DR: Of course, because it was my first. I wanted to make a good first impression as a director. That is why I chose a minimalist story, with one character and one set. I could manage that, but it was still challenging.
Q: What were your location days like when you had zombies in the streets, as opposed to those minimalist days?
DR: I wanted the film to play like an electrocardiogram. Flat and silent in some scenes, then you have a peak of action and violence. Those scenes were very important and in opposition to the everyday quiet scenes, which were just me and Anders on the set, mostly. Then I had to go to 150 zombies in makeup. I loved shooting the action, though [it was] very technical.
Q: How many difficulties were added to the production by shooting two versions of the film, one in English and one in French?
DR: It was just for the dialogue, and the film doesn’t have that much dialogue! The actors were able to go from French to English very quickly [snaps fingers]. We would do three takes in French, then two in English.
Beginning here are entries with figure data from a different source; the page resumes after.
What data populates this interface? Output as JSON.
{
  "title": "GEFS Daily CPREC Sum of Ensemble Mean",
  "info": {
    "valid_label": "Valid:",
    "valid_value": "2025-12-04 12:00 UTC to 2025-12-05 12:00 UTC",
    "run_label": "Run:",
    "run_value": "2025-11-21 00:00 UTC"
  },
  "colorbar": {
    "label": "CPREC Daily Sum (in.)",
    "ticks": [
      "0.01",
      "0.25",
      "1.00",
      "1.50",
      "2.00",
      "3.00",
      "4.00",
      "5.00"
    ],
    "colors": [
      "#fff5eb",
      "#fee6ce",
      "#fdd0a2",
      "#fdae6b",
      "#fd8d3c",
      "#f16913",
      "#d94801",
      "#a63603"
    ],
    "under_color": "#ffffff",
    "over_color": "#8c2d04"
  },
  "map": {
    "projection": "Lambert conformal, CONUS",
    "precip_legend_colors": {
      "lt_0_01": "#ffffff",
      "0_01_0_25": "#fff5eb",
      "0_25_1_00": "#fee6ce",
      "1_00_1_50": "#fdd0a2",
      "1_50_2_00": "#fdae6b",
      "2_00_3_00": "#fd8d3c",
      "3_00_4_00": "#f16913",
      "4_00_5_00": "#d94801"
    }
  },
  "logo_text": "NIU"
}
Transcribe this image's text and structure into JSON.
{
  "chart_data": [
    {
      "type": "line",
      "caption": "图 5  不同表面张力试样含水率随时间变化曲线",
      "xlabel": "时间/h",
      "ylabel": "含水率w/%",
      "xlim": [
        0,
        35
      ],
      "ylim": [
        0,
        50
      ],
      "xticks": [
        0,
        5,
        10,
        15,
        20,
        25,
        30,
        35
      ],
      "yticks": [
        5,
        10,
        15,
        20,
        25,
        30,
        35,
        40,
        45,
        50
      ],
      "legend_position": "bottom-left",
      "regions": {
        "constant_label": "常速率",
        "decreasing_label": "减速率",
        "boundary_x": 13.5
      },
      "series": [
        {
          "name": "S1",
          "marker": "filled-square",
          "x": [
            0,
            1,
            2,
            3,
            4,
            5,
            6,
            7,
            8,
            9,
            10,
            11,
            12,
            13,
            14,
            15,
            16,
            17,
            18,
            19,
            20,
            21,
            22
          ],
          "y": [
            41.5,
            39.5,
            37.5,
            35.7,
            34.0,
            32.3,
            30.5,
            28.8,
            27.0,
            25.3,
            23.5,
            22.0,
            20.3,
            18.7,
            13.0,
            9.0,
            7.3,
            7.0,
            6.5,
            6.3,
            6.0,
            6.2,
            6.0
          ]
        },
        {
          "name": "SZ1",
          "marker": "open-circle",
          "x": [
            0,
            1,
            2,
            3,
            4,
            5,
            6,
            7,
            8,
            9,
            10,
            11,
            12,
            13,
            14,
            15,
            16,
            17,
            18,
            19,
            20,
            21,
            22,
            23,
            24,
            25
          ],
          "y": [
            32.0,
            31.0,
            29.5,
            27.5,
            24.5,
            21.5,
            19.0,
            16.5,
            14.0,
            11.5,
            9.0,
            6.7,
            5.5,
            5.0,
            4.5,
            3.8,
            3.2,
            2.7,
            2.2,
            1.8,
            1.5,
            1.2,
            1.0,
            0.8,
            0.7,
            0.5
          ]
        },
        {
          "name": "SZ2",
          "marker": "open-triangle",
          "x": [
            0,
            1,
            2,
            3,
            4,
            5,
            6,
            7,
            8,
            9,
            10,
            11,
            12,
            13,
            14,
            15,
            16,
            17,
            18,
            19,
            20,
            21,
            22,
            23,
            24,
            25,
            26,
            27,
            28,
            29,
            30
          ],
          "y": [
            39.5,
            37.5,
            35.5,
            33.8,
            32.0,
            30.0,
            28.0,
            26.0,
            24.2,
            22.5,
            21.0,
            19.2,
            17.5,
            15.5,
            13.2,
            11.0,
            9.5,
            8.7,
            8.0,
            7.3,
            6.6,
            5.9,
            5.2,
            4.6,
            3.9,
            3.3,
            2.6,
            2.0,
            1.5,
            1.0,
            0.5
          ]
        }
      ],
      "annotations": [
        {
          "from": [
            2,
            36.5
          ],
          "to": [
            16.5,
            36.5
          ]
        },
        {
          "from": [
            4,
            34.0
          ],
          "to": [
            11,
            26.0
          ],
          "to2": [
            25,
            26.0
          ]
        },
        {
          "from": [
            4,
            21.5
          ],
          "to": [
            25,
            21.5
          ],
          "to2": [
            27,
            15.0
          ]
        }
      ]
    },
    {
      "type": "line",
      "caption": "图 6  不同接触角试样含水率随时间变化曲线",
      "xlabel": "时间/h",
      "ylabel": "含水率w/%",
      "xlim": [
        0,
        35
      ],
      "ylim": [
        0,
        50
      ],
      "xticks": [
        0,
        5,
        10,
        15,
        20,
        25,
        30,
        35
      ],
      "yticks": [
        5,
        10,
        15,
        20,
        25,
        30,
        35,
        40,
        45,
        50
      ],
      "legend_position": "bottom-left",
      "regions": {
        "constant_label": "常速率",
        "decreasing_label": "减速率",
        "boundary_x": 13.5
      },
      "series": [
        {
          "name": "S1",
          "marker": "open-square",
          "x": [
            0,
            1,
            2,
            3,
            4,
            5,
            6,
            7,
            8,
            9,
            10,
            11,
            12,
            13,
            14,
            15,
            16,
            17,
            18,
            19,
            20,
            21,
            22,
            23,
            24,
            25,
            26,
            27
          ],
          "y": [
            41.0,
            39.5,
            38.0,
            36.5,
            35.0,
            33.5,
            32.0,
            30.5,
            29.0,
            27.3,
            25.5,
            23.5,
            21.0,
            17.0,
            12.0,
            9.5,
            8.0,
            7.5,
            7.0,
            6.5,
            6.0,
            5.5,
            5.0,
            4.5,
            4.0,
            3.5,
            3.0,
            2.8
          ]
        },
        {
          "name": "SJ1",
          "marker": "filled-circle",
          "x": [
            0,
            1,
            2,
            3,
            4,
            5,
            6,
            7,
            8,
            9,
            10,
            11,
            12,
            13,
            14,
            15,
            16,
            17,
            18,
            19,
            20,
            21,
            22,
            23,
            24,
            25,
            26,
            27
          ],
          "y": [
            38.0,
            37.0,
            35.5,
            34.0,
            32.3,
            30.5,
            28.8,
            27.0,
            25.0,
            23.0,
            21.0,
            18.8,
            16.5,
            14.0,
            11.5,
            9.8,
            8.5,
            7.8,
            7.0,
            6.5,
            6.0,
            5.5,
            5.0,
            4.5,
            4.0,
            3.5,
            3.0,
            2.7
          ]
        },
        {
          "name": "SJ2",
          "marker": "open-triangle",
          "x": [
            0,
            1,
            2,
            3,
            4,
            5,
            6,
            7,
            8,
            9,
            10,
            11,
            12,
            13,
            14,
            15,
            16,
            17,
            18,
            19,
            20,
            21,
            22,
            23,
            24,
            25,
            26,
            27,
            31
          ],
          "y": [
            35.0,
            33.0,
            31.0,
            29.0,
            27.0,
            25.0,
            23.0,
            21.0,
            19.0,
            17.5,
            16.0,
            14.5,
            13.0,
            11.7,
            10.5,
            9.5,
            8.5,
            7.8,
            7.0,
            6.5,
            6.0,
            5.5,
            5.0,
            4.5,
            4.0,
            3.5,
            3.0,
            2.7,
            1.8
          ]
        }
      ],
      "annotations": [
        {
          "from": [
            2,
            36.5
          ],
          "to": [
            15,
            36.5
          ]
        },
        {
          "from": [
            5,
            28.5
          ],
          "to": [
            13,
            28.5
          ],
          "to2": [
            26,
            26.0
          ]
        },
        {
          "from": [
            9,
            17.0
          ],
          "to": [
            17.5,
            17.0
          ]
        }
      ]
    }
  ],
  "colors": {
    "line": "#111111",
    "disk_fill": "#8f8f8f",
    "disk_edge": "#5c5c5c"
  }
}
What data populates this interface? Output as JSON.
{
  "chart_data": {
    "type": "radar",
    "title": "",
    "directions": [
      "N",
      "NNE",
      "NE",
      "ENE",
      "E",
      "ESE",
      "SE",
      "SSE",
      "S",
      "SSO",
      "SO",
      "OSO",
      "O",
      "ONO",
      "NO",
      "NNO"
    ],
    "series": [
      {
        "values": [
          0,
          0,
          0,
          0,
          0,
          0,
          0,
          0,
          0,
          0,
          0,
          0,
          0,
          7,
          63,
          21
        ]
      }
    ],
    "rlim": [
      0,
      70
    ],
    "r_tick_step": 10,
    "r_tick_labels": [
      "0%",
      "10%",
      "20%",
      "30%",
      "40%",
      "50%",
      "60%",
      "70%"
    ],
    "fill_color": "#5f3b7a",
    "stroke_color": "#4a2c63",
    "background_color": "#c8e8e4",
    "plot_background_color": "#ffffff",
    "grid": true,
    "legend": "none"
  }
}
We would find new ideas during the creative process, and then do more takes. It was a very positive thing on the set.
Q: What did you want to do differently with the look and behavior of your zombies?
DR: First, I wanted everything realistic. In every zombie film, why do they make sounds? They have no life or breath in them, why do they make noise? So my idea was to make them silent; all you hear is the noise of their bones and flesh. I thought it was scarier to have silent zombies. Then everything in this realistic treatment followed: the zombies had the same strength they had when they were humans. No more, no less. A little girl would be not threatening, but a huge guy would still be a real danger. They don’t have super powers.
Q: How did you create the sound effects of the cracking bones? I loved that touch.
DR: It’s all vegetables, like celery. We didn’t break any bones for real.
Q: What made you cast the Norwegian actor Anders Danielsen Lie as your lead?
DR: I discovered him in the Joachim Trier movie Oslo, August 31st, where he has this very special melancholic presence. He was going to be in every shot, so it was very important to find an actor who could give the feeling of what I was looking for, with just his presence and not a word. Anders could be that person. Then I met him and found we had the same interest in how to tell the story. I also learned he was a musician and other things about him, which we put into the script.
Q: Tell me about Denis Lavant, who played the zombie in the elevator.
DR: He’s a very famous actor in France, who comes from the circus. A dancer too, so he’s very physical. He was my first choice to play Alfred, the zombie stuck in the elevator, because he is a very physical and creative actor. The script didn’t say much about the character or how he conveys emotion. I was thinking of [Tom Hanks and the volleyball] Wilson in Cast Away, that kind of connection between a man and an object. Denis was very creative, doing subtle things to get across the emotion, like when his face is stuck in the bars of the elevator.
Q: What’s next for you? More horror?
DR: I don’t know. Right now I’m taking my time to find the right story. I do want to stay in fantastique film.